Edebiyat dünyasına ilk adımını şiirle atan Şerefli, edebiyatın muhtelif türlerinde eser vermiş bir şahsiyet olarak karşımıza çıkmaktadır. Şiirle birlikte roman, hikâye, anı, araştırma, gezi yazısı ve çocuk edebiyatı türlerinde de çalışmaları bulunmaktadır.

Ahmet Şerif Şerefli’nin de içinde bulunduğu Bulgaristan Türk edebiyatı sahasına yönelik birtakım yazı, makale ve çalışmalar mevcut olsa da Ahmet Şerif Şerefli’nin eserlerini tek başına ele alarak akademik manada geniş kapsamlı bir çalışma bugüne dek yapılmamıştır. Söz konusu eksiklik, bizi böyle bir çalışmayı hazırlamaya sevk eden en önemli sebep olmuştur. Bu düşünceden hareketle hazırladığımız “Ahmet Şerif Şerefli’nin Hayatı, Eserleri ve Şiirlerinin İncelenmesi” başlıklı çalışmamız, “Giriş”, “Sonuç”, “Dizin” ve “Kaynakça” dışında beş bölümden meydana gelmektedir.

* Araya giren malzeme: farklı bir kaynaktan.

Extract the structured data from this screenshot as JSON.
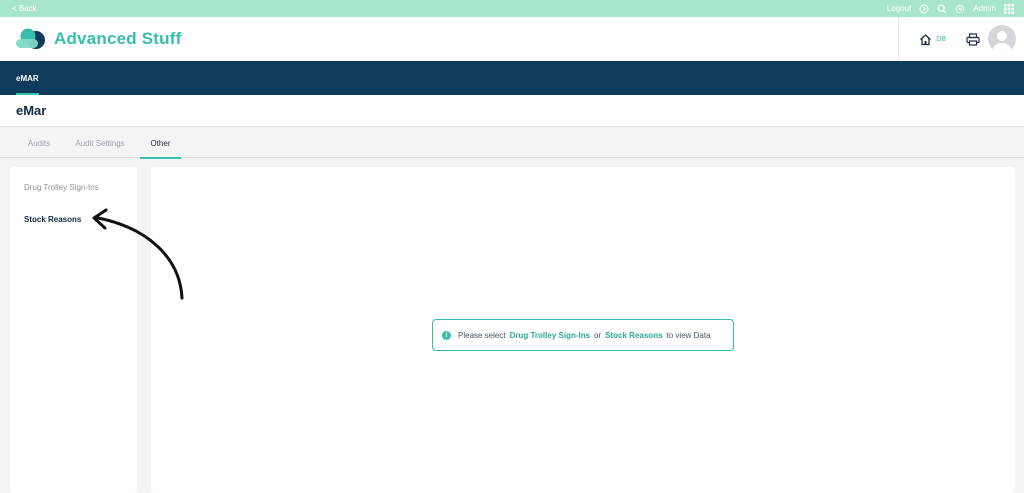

“Giriş” kısmında, Bulgaristan Türklerinin yaşamış olduğu göç süreçlerine dair genel bilgiler verilmiş ve Ahmet Şerif Şerefli’nin Bulgaristan Türk edebiyatı içerisindeki yeri belirtilmiştir.

(7)

Çalışmamızın “Birinci Bölüm”ünde “Balkanlara Genel Bir Bakış” adını verdiğimiz bir ana başlık ve bu başlık altında “Türklerin Balkanlara Geçişi”, “Osmanlının Balkanlara Geçişi”, “Bulgaristan Türkleri ve Yaşadıkları Bölgeler”, “Bulgaristan Türk Edebiyatına Genel Bir Bakış”, “1918-1989 Yılları Arasında Bulgaristan’daki Siyasi Dönemler” alt başlıkları bulunmaktadır. Söz konusu bölümde Türklerin ve Osmanlının Balkanlardaki varlığına dair bilgiler verilmiş ve Türklerin Balkanlara geçiş süreci ele alınmıştır. Bunun yanında Bulgaristan Türklerinin yaşadıkları bölgeler incelenmiş, sözlü ve yazılı eserleri üzerine yapılan çalışmalara ve Bulgaristan’da öne çıkan sosyal ve siyasi olaylarına değinilerek yazarın eserlerinin vücuda geldiği atmosferin ortaya koyulması hedeflenmiştir.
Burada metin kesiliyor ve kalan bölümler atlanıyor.